Nahida Lazarus (February 3, 1849 – January 17, 1928) was a German–Jewish author, essayist, scholar, and literary critic. She was born in Berlin into a German Christian family. She was married first to Dr. Max Remy (in her writings she still signed herself Nahida Remy), after whose death she became a convert to Judaism and married the German philosopher Professor Moritz Lazarus in 1895.

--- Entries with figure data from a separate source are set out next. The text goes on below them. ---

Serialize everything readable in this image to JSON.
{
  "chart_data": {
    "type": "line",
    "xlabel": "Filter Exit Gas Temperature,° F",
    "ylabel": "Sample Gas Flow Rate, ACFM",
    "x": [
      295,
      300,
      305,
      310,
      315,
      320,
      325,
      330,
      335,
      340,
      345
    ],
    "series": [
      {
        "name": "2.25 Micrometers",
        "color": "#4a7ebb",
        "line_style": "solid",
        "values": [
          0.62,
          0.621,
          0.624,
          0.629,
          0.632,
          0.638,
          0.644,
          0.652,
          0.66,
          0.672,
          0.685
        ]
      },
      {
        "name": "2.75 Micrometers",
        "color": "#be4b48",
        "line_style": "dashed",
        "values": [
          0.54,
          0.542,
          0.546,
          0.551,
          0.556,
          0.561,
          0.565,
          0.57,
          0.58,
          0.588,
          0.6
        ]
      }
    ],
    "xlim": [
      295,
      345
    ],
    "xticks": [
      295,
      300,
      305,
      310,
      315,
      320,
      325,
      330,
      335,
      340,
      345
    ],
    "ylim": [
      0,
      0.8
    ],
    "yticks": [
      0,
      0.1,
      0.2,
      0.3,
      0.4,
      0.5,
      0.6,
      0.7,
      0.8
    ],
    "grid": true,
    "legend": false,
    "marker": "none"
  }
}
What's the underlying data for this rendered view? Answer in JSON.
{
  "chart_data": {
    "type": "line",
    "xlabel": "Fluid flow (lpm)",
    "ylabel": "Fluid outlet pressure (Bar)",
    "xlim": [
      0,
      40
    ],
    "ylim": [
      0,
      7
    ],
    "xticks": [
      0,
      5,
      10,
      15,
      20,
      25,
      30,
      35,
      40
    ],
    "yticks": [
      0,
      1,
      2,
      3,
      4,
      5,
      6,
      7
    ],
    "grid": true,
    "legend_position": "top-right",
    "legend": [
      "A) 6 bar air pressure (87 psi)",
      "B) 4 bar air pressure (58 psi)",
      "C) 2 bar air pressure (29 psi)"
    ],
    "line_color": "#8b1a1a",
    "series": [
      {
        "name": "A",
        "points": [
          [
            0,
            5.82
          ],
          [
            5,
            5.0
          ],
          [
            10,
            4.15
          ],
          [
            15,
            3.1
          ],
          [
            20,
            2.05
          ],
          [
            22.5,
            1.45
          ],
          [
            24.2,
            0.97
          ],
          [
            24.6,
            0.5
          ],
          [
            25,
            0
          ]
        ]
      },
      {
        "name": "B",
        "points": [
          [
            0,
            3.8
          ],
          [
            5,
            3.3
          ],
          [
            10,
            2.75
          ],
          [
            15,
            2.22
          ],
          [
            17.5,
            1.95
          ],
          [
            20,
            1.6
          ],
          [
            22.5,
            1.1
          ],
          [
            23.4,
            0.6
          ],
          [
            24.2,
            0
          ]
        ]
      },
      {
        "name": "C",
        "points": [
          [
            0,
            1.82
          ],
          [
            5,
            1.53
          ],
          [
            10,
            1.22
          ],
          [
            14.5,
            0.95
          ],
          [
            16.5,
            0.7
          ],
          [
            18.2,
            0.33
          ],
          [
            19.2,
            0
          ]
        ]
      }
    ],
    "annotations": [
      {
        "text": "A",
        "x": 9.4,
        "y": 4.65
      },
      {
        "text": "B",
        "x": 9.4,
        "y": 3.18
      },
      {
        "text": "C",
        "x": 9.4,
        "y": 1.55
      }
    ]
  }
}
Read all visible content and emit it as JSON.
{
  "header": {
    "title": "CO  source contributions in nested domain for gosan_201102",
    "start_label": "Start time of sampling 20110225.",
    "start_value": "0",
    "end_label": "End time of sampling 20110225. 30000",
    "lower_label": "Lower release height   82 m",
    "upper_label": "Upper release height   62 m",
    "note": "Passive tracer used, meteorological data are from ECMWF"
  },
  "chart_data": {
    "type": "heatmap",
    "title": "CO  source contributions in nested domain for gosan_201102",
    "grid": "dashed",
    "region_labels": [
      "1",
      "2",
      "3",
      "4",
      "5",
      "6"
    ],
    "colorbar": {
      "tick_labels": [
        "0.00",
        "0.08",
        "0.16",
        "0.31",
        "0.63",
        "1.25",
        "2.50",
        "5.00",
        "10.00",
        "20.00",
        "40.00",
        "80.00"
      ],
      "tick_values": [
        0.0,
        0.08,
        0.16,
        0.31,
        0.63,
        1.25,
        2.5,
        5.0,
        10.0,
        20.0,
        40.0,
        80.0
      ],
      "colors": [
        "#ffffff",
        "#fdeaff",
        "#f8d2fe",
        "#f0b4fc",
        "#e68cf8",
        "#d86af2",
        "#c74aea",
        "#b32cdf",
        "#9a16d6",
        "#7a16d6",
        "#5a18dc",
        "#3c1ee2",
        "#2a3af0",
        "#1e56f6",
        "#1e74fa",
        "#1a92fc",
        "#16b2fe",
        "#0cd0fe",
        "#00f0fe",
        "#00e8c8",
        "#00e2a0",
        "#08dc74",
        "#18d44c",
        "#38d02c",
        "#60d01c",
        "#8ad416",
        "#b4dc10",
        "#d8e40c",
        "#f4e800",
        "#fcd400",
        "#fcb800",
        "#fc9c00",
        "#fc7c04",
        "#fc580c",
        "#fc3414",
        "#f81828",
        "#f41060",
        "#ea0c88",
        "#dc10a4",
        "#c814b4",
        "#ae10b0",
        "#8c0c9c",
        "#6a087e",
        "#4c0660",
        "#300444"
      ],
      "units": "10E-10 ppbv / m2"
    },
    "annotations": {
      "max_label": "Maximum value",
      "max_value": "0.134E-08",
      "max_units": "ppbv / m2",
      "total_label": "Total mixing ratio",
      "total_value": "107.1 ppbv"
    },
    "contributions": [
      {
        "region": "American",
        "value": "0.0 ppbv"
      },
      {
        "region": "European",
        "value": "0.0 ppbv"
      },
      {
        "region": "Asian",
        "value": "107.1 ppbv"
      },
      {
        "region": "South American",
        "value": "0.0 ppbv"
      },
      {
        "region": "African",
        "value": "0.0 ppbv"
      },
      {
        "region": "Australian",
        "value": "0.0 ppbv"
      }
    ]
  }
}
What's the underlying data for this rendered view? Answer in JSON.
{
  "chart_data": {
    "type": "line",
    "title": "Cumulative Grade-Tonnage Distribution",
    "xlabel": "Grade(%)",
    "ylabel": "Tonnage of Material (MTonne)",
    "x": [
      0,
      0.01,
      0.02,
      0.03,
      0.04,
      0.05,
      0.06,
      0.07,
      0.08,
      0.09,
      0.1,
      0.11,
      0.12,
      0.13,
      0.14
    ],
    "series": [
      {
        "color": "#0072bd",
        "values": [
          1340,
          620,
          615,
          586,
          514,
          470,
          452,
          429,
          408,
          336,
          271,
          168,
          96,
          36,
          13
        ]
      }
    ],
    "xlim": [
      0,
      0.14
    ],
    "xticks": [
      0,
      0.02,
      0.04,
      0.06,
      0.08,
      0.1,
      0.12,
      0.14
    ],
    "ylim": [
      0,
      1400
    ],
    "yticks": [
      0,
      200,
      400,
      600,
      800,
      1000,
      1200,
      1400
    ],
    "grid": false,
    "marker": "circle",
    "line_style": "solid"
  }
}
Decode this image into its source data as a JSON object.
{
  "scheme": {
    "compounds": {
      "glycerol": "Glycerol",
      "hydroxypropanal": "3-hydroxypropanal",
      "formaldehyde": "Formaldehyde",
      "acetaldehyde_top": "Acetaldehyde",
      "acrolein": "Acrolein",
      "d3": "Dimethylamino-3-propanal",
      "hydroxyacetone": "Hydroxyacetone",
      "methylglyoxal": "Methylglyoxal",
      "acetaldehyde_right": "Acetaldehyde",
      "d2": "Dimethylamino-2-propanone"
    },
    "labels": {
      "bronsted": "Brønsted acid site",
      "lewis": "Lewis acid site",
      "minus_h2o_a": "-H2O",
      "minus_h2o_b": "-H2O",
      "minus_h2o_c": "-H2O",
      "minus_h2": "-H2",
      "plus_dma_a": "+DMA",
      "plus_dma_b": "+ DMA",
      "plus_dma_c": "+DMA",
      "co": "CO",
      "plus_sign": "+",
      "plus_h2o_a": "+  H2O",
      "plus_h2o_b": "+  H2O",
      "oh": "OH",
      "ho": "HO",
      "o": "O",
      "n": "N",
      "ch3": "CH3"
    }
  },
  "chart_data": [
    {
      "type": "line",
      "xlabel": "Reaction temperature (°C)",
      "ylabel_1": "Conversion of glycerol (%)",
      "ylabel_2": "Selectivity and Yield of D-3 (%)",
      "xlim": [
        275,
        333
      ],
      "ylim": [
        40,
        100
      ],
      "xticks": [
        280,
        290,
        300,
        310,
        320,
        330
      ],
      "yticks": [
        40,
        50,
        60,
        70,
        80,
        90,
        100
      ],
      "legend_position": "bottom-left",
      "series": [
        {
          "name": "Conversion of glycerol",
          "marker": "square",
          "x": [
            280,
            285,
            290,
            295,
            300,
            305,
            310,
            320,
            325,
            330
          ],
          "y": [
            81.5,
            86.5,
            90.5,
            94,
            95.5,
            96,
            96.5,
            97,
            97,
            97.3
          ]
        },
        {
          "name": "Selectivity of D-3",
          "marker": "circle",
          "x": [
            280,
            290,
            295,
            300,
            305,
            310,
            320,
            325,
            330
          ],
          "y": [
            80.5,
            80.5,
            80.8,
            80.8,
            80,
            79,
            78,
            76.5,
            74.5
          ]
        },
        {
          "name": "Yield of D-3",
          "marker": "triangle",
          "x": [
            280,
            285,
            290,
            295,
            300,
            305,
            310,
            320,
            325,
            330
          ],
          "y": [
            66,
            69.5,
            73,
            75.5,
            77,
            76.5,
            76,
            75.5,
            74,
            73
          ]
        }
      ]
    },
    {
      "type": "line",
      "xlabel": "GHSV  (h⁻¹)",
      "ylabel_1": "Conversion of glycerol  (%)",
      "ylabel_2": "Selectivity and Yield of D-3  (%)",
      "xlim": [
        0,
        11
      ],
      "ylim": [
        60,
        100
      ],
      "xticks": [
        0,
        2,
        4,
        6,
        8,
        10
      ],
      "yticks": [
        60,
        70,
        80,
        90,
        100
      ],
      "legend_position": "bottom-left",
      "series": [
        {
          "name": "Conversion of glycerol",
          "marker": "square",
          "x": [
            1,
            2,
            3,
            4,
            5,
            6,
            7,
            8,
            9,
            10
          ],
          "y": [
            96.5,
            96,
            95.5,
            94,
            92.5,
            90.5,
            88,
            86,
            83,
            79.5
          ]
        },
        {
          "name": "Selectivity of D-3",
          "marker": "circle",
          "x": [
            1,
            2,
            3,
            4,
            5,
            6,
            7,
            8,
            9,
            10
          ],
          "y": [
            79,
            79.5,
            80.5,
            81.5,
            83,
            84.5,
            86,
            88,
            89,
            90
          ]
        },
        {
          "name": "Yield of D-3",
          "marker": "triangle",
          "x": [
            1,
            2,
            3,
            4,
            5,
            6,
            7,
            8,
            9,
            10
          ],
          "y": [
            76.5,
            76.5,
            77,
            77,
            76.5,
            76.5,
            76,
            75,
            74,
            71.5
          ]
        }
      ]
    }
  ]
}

Nahida Lazarus contributed many essays to the Vossische Zeitung, Monatszeitung, and Westermann's Monatshefte about history, art, sociology, and theatrical criticism. She was the author of several dramas, including Die Rechnung ohne Wirth (1870), Wo die Orangen blühen (1872), Constanze 1879, Die Grafen Eckardstein (1880), Schicksalswege (1880), Domenico, Nationale Gegensätze (1884), Sicilianische Novellen (1885), and Liebeszauber, (1887). She wrote the essays "Geheime Gewalten" in 1890, "Das Jüdische Weib" in 1892, "Das Gebet in Bibel und Talmud" in 1892, "Kulturstudien über das Judentum," in 1893, "Humanität im Judentum," in 1894. She wrote "Ich suchte Dich," an autobiography, in 1898. After the death of her husband, she prepared a volume of his "Lebenserinnerungen".